Money talks in legislative election races

Editorial

By:
   With all 120 seats in the New Jersey Legislature at stake in the November election, and an unusually large number of hotly contested primary races coming up in June, it’s no surprise that Assembly and Senate candidates are taking in campaign contributions at a record pace.
   According to Election Law Enforcement Commission reports, legislative candidates have already raised $19.6 million for the 2003 election — about $3.6 million more than had been raised at this point in 2001. And they have already spent about $9.1 million this year, far surpassing the amount spent last spring.
   Normally, a mid-term legislative election in New Jersey is about as exciting as a paint-drying contest. Because New Jersey elects state officeholders in years that aren’t divisible by anything, voter turnout is usually abysmal. There’s no presidential race, no U.S. Senate race, no congressional race, no gubernatorial race. The top of the ticket is the state Senate, which isn’t apt to draw a whole lot of electoral enthusiasm in a state where about 90 percent of survey respondents can’t name their state senator (and even fewer can name one, let alone both, of their representatives in the Assembly).

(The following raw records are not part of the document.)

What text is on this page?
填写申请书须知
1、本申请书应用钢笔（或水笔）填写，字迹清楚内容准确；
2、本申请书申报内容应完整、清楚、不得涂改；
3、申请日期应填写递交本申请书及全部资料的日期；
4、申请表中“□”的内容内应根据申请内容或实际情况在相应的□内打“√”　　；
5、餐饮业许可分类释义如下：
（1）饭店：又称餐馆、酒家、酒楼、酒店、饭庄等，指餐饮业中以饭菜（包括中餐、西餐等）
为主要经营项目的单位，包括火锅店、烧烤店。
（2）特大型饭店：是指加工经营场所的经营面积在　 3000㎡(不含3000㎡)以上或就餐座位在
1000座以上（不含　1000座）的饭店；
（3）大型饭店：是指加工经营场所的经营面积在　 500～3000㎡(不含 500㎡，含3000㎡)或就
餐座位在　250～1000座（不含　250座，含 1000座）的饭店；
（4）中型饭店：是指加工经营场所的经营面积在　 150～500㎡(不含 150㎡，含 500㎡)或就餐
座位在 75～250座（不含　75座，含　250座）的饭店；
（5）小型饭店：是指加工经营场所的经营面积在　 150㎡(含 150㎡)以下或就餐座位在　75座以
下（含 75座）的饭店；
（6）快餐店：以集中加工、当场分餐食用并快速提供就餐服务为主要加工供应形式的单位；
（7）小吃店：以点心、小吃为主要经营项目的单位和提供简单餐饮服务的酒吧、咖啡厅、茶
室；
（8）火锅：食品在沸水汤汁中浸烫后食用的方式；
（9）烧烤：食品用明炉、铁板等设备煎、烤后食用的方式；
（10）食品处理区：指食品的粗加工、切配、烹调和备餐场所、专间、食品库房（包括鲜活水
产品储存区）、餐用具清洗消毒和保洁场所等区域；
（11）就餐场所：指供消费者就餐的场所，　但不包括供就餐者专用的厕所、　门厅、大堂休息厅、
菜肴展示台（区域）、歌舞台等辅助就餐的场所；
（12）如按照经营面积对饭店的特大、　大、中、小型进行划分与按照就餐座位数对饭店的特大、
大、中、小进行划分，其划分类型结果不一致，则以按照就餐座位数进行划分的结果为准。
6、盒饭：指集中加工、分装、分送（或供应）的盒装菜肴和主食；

   Still, to the candidates for legislative office — and the special-interest groups that pay close attention to what they have done (or promise they will do) in Trenton — this is a high-stakes election. With neither party holding control of the Senate (it has been evenly divided the past two years between 20 Democrats and 20 Republicans), every seat counts this year. And in the Assembly, where Democrats hold a slim 42-37 margin, with one seat occupied by an independent, a shift of three seats could swing control to the Republicans — not an unlikely outcome midway through the first term of an unpopular Democratic governor.
   So the money is flowing — but not necessarily where one might expect it to flow. Interestingly, the candidates who have raised the most money so far are, for the most part, veteran lawmakers from safe districts.
   Topping the list is Atlantic County Republican Bill Gormley, who won re-election to the Senate in 1991 with 85 percent of the vote and has so far accumulated $605,365 for this year’s "race" (we use the term loosely). Others in the top five are Camden Democrat Wayne Bryant ($348,239), Mercer Democrat Shirley Turner ($341,225) and Middlesex Democrat Bob Smith ($318,206), all of whom won their races two years ago by better than 2-to-1 margins. Among the top five money-raisers, only freshman Sen. Stephen Sweeney, a Gloucester Democrat who unseated longtime Democrat-turned-Republican Ray Zane in a tight race two years ago, represents a district that could truly be called competitive.
   Sen. Gormley, who crossed party lines to support then-Gov. Jim Florio’s assault-weapons ban in 1990, only to be targeted by the National Rifle Association and very nearly lose a primary a year later, admits he has amassed bulging campaign war chests ever since in order to discourage any serious challenge in the future. Representing a district that is home to 12 casinos and their 47,000 or so employees can be especially helpful, of course, when it comes to this kind of fund-raising, but we actually find the source of these campaign funds far less troubling than Sen. Gormley’s justification for accumulating it. It isn’t that he needs the money, any more than Sens. Bryant, Turner or Smith need it, to be re-elected; its purpose, quite simply, is to remove even the remotest threat of opposition through intimidation.
   We may like to think American politics has come a long way from the days of Boss Tweed and Tammany Hall, when the outcome of elections was ordained by obedient ward heelers and their burly thugs. But for all the reforms we’ve seen enacted to clean up the political process, it turns out very little has really changed. Elections used to be bought in smoke-filled rooms. Now, they’re bought in public.